Eventually Romi was arrested on suspicion of carrying false documents. After a daring escape, he decided to join the partisans hiding in the mountains. To reach the mountains, Romi forged a German military travel order, sending himself to the last German outpost before partisan-controlled territory.
“[The Germans] all shook my hand and wished me luck,” he later recalled. “They thought I was going to go strike a blow for the Reich.” By the time he joined the partisans, the Germans were already in retreat.
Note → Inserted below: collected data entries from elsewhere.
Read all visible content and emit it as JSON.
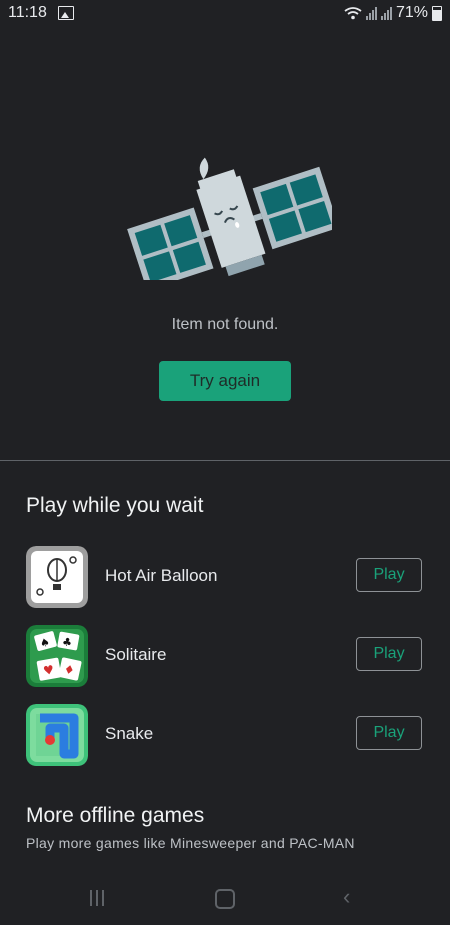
{
  "status_bar": {
    "time": "11:18",
    "battery": "71%"
  },
  "error": {
    "message": "Item not found.",
    "retry_label": "Try again"
  },
  "games_section": {
    "title": "Play while you wait",
    "games": [
      {
        "name": "Hot Air Balloon",
        "action": "Play",
        "icon": "hot-air-balloon-icon"
      },
      {
        "name": "Solitaire",
        "action": "Play",
        "icon": "solitaire-icon"
      },
      {
        "name": "Snake",
        "action": "Play",
        "icon": "snake-icon"
      }
    ]
  },
  "more_offline": {
    "title": "More offline games",
    "description": "Play more games like Minesweeper and PAC-MAN"
  },
  "colors": {
    "background": "#202124",
    "accent": "#1aa27a"
  }
}
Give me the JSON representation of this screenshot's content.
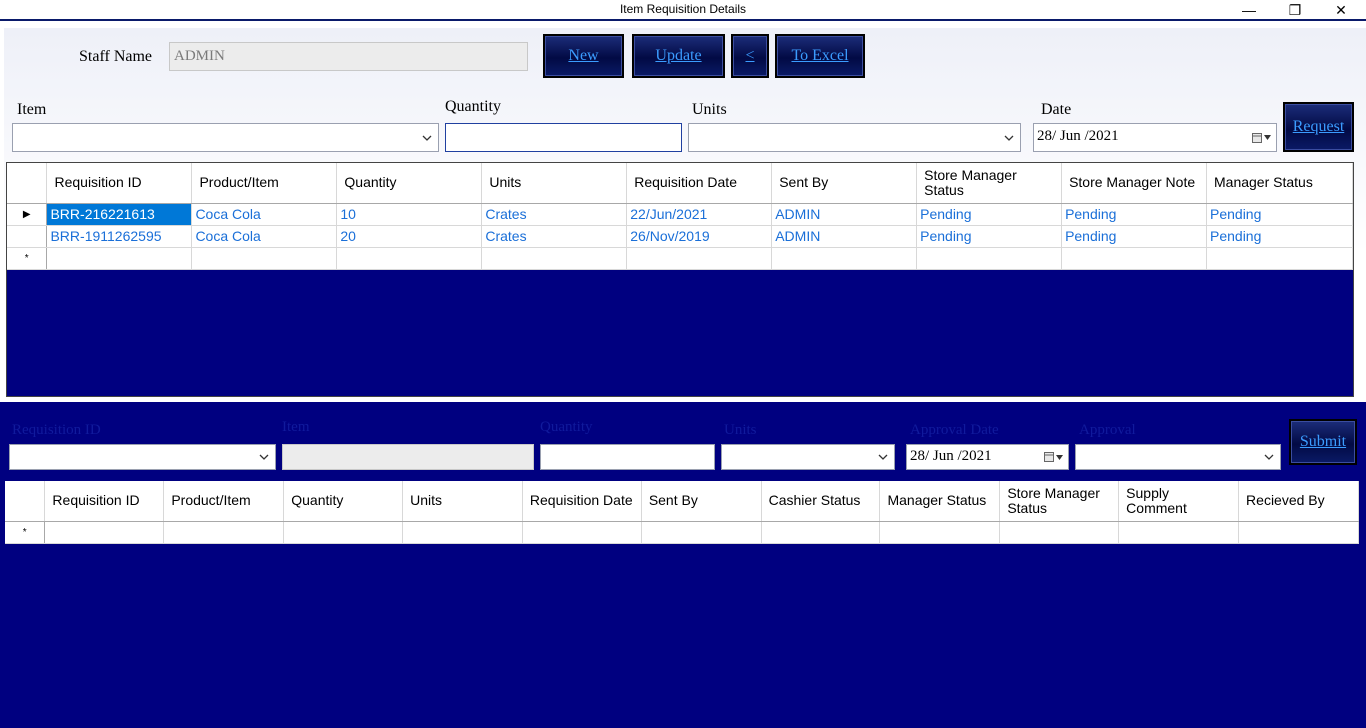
{
  "window": {
    "title": "Item Requisition Details",
    "minimize_glyph": "—",
    "maximize_glyph": "❐",
    "close_glyph": "✕"
  },
  "form": {
    "staff_name_label": "Staff Name",
    "staff_name_value": "ADMIN",
    "buttons": {
      "new": "New",
      "update": "Update",
      "back": "<",
      "to_excel": "To Excel",
      "request": "Request"
    },
    "item_label": "Item",
    "item_value": "",
    "quantity_label": "Quantity",
    "quantity_value": "",
    "units_label": "Units",
    "units_value": "",
    "date_label": "Date",
    "date_value": "28/ Jun /2021"
  },
  "requisitions_grid": {
    "columns": [
      "Requisition ID",
      "Product/Item",
      "Quantity",
      "Units",
      "Requisition Date",
      "Sent By",
      "Store Manager Status",
      "Store Manager Note",
      "Manager Status"
    ],
    "rows": [
      [
        "BRR-216221613",
        "Coca Cola",
        "10",
        "Crates",
        "22/Jun/2021",
        "ADMIN",
        "Pending",
        "Pending",
        "Pending"
      ],
      [
        "BRR-1911262595",
        "Coca Cola",
        "20",
        "Crates",
        "26/Nov/2019",
        "ADMIN",
        "Pending",
        "Pending",
        "Pending"
      ]
    ],
    "current_row_marker": "▶",
    "new_row_marker": "*"
  },
  "approval_form": {
    "requisition_id_label": "Requisition ID",
    "requisition_id_value": "",
    "item_label": "Item",
    "item_value": "",
    "quantity_label": "Quantity",
    "quantity_value": "",
    "units_label": "Units",
    "units_value": "",
    "approval_date_label": "Approval Date",
    "approval_date_value": "28/ Jun /2021",
    "approval_label": "Approval",
    "approval_value": "",
    "submit_label": "Submit"
  },
  "approvals_grid": {
    "columns": [
      "Requisition ID",
      "Product/Item",
      "Quantity",
      "Units",
      "Requisition Date",
      "Sent By",
      "Cashier Status",
      "Manager Status",
      "Store Manager Status",
      "Supply Comment",
      "Recieved By"
    ],
    "new_row_marker": "*"
  },
  "colors": {
    "panel_background": "#000080",
    "button_text": "#3b9cff",
    "grid_text": "#1a6fd8",
    "selected_cell": "#0078d7"
  }
}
His brigade drove them back westward, while capturing, interrogating, and executing SS officers. When Hungary was liberated, Romi returned to Czechoslovakia.
After the war, Romi came to the United States. He became a great Jewish scholar and a mohel who performed thousands of brises. He also financed the education of 70 rabbinical students in Israel. He viewed these rabbis as his own grandchildren.
Rabbi Romi Cohen died on Tuesday March 24 of complications from the coronavirus.
Everyone is familiar with the moving poem, “The Last Butterfly” which was found written on the wall in Theresienstadt. A number of years ago, a somewhat different poem was read at a UN commemoration of the Holocaust:
“I am the last one left, I remained a human being even when I was just a number;
a loaf of bread is something that you eat, but under the pillow it I would always keep.
…………I am like the burning bush;
you will remain here to tell the story.
I am the last one left, still attached to the Israelites in the desert;
I have no rest, I wander and roam;
all that remains are the memories from the Cattle cars.
I am the last one left…..
I call out to you…….
you will remain here to tell the story
there are millions of eyes staring at me now, How can I give up?
I am the last one left, to tell the story.”
You and I — it is incumbent upon us now to tell the story. Be sure to light your yellow candle to mark Yom Ha-Shoah. If you do not have one, we will be sending out a link to a virtual yellow candle on the web. And be sure to join the community for its virtual Yom HaShoah commemoration this week. And make it a point this week to learn the stories of some of the survivors. Memorize them. Tell them. One day there will be no one to tell the story except you.